Whoever wins will have complete control over the concession for the tunnel link, earning all the income of the tolls at the expense of funding the massive project.
The four bidders have finally been revealed, so Lovin Malta took a closer look at the candidates for the money-making concession:
1.Salini Impregilo S.p. A
An Italian industrial group that specialises in construction and civil engineering. Headquartered in Milan, Salini Impregilo is the largest Italian engineering and general contractor group and a global player in the industry.
The company is active in over 50 countries spread on five continents with more than 35,000 workers.
Its got experience from the construction of dams and hydroelectric plants to roads, motorways, railways, metro systems, and even hospitals.
2.Equitix – Itochu – Yapi Merkezi – Makyol – Egis Consortium
A multinational consortium of companies from across the globe have come together to bid for the lucrative project.
It’s made up of UK (Equitix), Japanese (Itochu), Turkish (Yapi Merkezi, Maykol), and France (Egis).
Itochu is one of the world’s biggest companies, ranking 215th on Fortune’s Global 500 list in 2017, generating an annual revenue of
They got significant experience in the field too with Egis Group and Yapi Merkez, involved in significant infrastructure within their respective countries.
3.Malta Gozo Fixed Link Limited
Only one of the four bidders is registered on the Malta Business Registry, and it’s led by the Chetcuti family, behind Hugo’s chain fame.
The Hugo’s brand is typically associated with hospitality with their hotels and clubs lining the Paceville strip.
Unlike its competitors, its experience in such large scale projects is minimal. However, they must have shown some capabilities to get the project finished and pass the initial test.

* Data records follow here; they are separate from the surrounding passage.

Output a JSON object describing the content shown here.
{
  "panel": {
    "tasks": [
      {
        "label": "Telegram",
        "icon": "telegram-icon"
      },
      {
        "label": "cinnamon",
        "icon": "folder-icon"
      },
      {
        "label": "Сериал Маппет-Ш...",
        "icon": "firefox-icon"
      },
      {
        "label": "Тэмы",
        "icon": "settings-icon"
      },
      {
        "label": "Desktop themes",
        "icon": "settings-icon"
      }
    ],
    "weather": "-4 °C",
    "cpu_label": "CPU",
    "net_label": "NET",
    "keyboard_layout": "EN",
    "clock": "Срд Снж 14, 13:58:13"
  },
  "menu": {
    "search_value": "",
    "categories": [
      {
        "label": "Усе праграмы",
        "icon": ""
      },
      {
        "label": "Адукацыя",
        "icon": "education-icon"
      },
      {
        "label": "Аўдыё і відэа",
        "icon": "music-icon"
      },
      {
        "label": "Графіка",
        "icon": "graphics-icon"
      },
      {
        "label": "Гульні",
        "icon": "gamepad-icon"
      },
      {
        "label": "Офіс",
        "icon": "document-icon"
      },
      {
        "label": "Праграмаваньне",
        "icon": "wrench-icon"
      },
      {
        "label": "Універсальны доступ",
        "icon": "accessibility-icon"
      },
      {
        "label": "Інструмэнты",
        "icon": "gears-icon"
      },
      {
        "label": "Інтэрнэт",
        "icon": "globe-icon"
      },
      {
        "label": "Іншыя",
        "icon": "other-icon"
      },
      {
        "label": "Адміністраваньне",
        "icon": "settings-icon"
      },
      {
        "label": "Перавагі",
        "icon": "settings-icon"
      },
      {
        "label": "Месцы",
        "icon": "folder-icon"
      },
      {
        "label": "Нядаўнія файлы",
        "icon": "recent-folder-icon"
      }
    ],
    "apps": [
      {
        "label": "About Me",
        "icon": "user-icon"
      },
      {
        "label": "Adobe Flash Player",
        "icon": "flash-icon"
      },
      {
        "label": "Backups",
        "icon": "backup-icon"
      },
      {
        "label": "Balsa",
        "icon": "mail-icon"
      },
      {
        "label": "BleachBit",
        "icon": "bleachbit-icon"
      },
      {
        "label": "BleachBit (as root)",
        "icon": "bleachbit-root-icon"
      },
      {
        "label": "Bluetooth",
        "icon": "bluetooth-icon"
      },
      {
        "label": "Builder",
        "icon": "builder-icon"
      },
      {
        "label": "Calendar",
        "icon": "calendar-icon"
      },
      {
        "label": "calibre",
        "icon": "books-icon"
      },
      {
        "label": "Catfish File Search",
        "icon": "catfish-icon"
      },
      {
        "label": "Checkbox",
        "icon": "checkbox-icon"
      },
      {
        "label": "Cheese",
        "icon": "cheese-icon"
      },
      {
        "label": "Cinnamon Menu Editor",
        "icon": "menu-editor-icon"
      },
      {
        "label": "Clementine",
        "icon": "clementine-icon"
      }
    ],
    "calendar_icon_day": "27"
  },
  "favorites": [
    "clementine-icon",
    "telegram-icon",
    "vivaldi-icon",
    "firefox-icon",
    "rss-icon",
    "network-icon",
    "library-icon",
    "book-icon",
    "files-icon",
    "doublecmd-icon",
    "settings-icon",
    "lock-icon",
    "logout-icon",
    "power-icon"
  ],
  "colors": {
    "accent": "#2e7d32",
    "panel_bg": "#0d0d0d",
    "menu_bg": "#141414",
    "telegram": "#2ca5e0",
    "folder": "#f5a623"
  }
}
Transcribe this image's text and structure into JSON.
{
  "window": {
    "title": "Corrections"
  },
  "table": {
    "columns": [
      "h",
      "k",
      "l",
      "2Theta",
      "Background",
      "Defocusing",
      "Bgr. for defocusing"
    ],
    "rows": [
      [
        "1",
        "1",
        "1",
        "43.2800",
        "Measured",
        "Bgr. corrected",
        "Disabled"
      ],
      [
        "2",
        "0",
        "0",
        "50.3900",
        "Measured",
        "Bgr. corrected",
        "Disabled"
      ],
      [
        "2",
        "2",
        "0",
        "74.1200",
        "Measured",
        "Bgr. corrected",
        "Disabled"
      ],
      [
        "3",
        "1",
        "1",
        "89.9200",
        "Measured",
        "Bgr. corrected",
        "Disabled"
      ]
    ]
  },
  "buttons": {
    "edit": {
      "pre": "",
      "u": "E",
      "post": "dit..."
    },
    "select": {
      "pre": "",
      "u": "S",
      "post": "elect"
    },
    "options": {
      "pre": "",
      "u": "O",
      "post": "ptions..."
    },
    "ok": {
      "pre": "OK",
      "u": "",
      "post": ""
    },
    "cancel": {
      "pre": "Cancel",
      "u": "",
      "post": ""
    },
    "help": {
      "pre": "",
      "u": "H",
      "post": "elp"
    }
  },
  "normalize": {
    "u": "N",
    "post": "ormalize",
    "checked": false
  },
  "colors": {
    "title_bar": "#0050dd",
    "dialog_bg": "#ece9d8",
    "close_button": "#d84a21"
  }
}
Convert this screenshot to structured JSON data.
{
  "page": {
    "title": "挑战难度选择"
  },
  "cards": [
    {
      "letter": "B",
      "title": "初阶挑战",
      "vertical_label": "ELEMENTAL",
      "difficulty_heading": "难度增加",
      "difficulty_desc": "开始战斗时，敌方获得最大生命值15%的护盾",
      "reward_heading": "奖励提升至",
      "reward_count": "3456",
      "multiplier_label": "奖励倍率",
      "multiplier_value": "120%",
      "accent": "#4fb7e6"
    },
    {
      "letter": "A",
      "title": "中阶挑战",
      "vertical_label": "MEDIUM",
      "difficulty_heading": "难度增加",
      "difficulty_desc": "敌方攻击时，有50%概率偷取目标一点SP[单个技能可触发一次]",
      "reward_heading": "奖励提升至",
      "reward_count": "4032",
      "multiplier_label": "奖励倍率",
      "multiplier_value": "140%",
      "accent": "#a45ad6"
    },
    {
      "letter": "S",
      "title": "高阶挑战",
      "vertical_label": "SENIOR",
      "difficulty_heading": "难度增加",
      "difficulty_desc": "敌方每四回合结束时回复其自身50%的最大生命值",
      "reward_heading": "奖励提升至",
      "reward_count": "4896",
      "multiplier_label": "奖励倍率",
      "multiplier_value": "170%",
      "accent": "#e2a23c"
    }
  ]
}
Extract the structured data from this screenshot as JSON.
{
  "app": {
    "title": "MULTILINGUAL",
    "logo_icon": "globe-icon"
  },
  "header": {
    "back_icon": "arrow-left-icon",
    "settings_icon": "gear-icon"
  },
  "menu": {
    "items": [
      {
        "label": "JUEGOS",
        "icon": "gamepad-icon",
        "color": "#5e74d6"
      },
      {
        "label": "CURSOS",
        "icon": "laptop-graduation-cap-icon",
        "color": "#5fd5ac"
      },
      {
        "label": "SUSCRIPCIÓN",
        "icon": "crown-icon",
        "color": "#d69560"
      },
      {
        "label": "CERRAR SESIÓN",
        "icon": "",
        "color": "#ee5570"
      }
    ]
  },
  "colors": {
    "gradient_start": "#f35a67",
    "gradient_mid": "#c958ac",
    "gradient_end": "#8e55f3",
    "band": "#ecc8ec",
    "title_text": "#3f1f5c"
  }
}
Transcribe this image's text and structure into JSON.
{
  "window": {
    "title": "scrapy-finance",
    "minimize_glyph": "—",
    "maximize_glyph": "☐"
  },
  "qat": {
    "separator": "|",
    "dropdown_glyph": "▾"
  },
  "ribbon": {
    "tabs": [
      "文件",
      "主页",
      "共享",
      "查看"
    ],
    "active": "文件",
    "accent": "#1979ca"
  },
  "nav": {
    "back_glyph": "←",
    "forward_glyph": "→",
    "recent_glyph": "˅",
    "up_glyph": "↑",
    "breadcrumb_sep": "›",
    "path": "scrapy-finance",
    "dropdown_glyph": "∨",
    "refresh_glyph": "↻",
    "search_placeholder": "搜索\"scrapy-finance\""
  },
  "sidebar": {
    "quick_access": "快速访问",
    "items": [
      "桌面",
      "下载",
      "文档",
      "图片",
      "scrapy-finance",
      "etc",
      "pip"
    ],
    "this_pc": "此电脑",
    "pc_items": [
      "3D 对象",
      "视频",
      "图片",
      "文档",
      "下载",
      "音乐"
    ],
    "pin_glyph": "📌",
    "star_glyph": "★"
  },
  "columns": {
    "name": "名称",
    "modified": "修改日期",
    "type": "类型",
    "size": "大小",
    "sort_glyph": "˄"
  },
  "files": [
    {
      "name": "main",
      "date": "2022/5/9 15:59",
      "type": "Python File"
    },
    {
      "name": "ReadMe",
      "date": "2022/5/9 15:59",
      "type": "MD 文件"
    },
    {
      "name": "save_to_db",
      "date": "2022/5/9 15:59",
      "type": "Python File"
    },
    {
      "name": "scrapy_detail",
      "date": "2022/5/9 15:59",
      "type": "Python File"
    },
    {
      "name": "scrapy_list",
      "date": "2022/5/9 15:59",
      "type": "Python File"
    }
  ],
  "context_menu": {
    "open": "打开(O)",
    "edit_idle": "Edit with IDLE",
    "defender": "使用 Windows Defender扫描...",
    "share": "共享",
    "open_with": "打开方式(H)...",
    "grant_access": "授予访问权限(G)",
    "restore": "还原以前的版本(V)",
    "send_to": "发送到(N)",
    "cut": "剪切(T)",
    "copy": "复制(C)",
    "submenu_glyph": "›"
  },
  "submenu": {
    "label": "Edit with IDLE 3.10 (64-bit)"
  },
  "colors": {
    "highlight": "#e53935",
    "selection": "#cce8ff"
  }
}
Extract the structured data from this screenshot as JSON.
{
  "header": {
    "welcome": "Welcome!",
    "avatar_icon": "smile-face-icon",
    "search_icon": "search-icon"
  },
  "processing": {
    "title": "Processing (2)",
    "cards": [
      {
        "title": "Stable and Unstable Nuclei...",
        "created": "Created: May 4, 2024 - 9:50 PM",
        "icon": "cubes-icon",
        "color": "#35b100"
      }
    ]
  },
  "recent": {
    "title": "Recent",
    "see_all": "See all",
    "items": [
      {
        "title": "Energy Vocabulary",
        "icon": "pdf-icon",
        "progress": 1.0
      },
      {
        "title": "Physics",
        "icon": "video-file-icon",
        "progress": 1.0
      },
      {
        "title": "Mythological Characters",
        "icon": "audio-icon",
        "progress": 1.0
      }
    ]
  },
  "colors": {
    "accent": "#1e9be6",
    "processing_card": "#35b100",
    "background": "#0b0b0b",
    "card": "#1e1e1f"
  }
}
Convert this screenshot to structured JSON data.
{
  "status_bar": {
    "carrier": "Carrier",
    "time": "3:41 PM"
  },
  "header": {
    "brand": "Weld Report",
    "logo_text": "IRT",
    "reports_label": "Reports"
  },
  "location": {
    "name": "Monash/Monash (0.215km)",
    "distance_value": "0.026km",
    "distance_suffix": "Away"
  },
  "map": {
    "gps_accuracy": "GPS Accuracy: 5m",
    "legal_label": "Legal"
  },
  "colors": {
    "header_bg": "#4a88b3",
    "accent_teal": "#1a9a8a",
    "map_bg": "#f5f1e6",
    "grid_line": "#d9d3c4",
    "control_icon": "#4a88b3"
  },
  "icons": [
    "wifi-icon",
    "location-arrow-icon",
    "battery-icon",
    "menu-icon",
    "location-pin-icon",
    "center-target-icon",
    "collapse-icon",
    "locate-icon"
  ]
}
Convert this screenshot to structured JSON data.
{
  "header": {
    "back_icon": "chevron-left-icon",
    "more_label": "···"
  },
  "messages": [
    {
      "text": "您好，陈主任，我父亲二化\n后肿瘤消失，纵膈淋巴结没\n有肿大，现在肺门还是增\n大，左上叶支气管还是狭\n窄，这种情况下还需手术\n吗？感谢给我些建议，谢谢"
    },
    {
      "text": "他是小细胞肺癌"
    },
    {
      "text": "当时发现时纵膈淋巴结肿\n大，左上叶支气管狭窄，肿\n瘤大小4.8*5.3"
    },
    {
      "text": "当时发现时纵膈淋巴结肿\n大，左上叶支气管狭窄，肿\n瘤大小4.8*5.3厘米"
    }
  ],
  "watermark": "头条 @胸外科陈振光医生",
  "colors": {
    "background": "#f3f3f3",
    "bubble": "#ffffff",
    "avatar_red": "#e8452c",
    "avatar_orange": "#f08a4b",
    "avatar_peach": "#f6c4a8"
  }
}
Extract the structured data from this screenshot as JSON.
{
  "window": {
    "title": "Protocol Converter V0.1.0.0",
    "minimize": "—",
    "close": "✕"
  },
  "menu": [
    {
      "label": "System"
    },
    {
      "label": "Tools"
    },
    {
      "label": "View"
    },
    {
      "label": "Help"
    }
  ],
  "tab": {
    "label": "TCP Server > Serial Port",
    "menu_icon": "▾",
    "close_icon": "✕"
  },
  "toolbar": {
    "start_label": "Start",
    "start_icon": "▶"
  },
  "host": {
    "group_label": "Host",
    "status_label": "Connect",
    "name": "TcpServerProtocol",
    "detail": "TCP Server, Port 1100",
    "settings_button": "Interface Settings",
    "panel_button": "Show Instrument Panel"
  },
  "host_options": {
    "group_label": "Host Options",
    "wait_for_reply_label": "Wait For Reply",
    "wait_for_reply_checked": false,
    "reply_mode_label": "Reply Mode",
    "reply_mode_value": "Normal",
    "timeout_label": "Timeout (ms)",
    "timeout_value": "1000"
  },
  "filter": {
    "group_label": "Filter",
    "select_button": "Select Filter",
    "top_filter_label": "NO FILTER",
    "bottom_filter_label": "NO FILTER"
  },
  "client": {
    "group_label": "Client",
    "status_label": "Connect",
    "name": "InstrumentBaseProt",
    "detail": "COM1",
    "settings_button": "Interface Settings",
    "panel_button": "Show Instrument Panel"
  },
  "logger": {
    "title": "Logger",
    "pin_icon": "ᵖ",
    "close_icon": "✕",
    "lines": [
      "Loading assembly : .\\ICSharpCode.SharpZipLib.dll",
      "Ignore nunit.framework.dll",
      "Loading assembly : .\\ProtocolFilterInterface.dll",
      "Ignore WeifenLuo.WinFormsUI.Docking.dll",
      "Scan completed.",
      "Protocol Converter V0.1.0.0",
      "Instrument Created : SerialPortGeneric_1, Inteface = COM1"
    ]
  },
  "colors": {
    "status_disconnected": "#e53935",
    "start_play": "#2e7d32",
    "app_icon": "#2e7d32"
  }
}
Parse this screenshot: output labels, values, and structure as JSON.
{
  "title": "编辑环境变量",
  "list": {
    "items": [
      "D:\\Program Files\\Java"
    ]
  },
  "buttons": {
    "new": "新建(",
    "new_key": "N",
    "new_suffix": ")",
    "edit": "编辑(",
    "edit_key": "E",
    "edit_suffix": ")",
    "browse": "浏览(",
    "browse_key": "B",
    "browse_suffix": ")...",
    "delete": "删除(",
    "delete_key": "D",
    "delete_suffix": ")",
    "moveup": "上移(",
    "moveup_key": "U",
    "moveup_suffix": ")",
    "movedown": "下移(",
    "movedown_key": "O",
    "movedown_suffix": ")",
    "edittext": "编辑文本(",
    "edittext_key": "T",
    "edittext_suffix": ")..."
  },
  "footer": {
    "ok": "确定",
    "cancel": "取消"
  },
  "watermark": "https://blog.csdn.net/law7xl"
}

4. CGYI Malta Gozo Consortium
A mystery. Searches online yield few results for the final bidder. Little is known about the consortium. However, it is undoubtedly foreign run. Infrastructure Malta head Frederick Azzopardi said the Chetcuti’s were the only Malta-registered company.
So what are the plans?
According to documents published earlier this year, the tunnel is to have a life above 120 years and will have to cater for a minimum of 9,000 vehicles per day.
Of this total, 5% have to be heavy vehicles, with access to bicycles and pedestrians to be forbidden.
The tunnel will be 14 kilometres long with two separate lanes in either direction and with each measuring 3.5 metres wide.
Other specifications include a minimum headroom of five metres, a 70 km/h speed limit and a series of lay-bys at 500-metre intervals. Additionally, the tunnel cannot be out of operation for more than 200 hours per year for maintenance purposes and will operate on a 24/7 basis.
The tunnel route is recommended not to pass through St Paul’s Bay or Ċirkewwa due to heavy traffic in that area. Preliminary plans had indicated that the entrances and exits for the tunnel would be in Imbordin l/o Mġarr in Malta and on the outskirts of Nadur in Gozo.